Está, então, tudo a postos para mais uma atividade do “Capacitar para Partilhar”, um projeto coordenado pela Santa Casa da Misericórdia de Alvaiázere, que junta mais três instituições do concelho, com o objetivo de aproximar famílias e vizinhos para combater a solidão e o isolamento social de pessoas com mais de 65 anos que não estejam abrangidas por nenhuma resposta social.
É o caso dos oito moradores da Granja, aldeia da freguesia de Pussos de São Pedro, que naquela tarde se juntam para participar na sessão. Durante cerca de uma hora e meia, a música serve de pretexto para a partilha de experiências e de memórias. Entre cantigas, fala-se dos filhos e dos netos, muitos dos quais a viver longe, do processo de vacinação e do confinamento, mas também dos tempos de juventude em que as desfolhadas ou a apanha da azeitona eram momentos de trabalho aproveitados para a diversão, com muita cantoria à mistura.
“Era uma alegria. Sempre gostei muito de cantar. Mesmo quando estava na Alemanha, cantava muito enquanto trabalhava. Os patrões gostavam de ouvir as cantigas portuguesas”, conta Hortelinda Neves, que participa na sessão com o marido, José António, que, na sua mocidade, animava os bailaricos com uma flauta. “Tocava e dançava ao mesmo tempo. Agora já não tenho fôlego”, diz, acabando por ser desafiado para, numa próxima sessão, levar a flauta.
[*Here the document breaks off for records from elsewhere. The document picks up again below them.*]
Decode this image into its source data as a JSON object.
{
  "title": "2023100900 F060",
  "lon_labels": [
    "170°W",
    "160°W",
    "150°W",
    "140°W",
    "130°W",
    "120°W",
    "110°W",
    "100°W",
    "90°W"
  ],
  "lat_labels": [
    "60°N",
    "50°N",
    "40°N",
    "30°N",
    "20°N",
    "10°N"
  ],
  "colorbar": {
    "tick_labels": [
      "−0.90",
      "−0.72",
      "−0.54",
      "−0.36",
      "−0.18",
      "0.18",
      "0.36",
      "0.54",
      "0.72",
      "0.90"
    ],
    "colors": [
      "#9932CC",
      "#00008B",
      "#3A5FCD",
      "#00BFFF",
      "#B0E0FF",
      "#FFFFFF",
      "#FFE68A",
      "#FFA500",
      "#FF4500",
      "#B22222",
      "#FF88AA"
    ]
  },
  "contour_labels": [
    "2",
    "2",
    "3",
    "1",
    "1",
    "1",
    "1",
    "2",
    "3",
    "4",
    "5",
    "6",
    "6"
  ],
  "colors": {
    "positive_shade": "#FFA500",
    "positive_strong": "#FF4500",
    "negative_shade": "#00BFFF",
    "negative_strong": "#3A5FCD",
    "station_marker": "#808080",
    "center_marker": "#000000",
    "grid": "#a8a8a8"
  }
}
Naquela tarde, acabam por se improvisar instrumentos. D. Otília vai à arrecadação das velharias resgatar duas pandeiretas. Um cano velho e um ferro servem de reco-reco e a tampa de uma antiga panela é utilizada para dar ritmo. “Parecem cachopos outra vez”, diz alguém do grupo.
“Ainda vamos acabar a criar a orquestra da Granja”, brinca Ana Ferreira, técnica social da Casa do Povo de Maças de D. Maria - uma das instituições parceiras do projeto -, que traz um reportório só de música tradicional portuguesa. “Como conhecem as músicas, é mais fácil fazê-los participar. Desta forma, também avivamos memórias”, explica a técnica, que levou de volta mais uma música para acrescentar ao reportório, ensinada pelas mulheres do grupo. No final, ficou o desafio lançado por Otília: “Quando nos lembrarmos de outras cantigas, vamos escrevê-las para dar à rapariga.”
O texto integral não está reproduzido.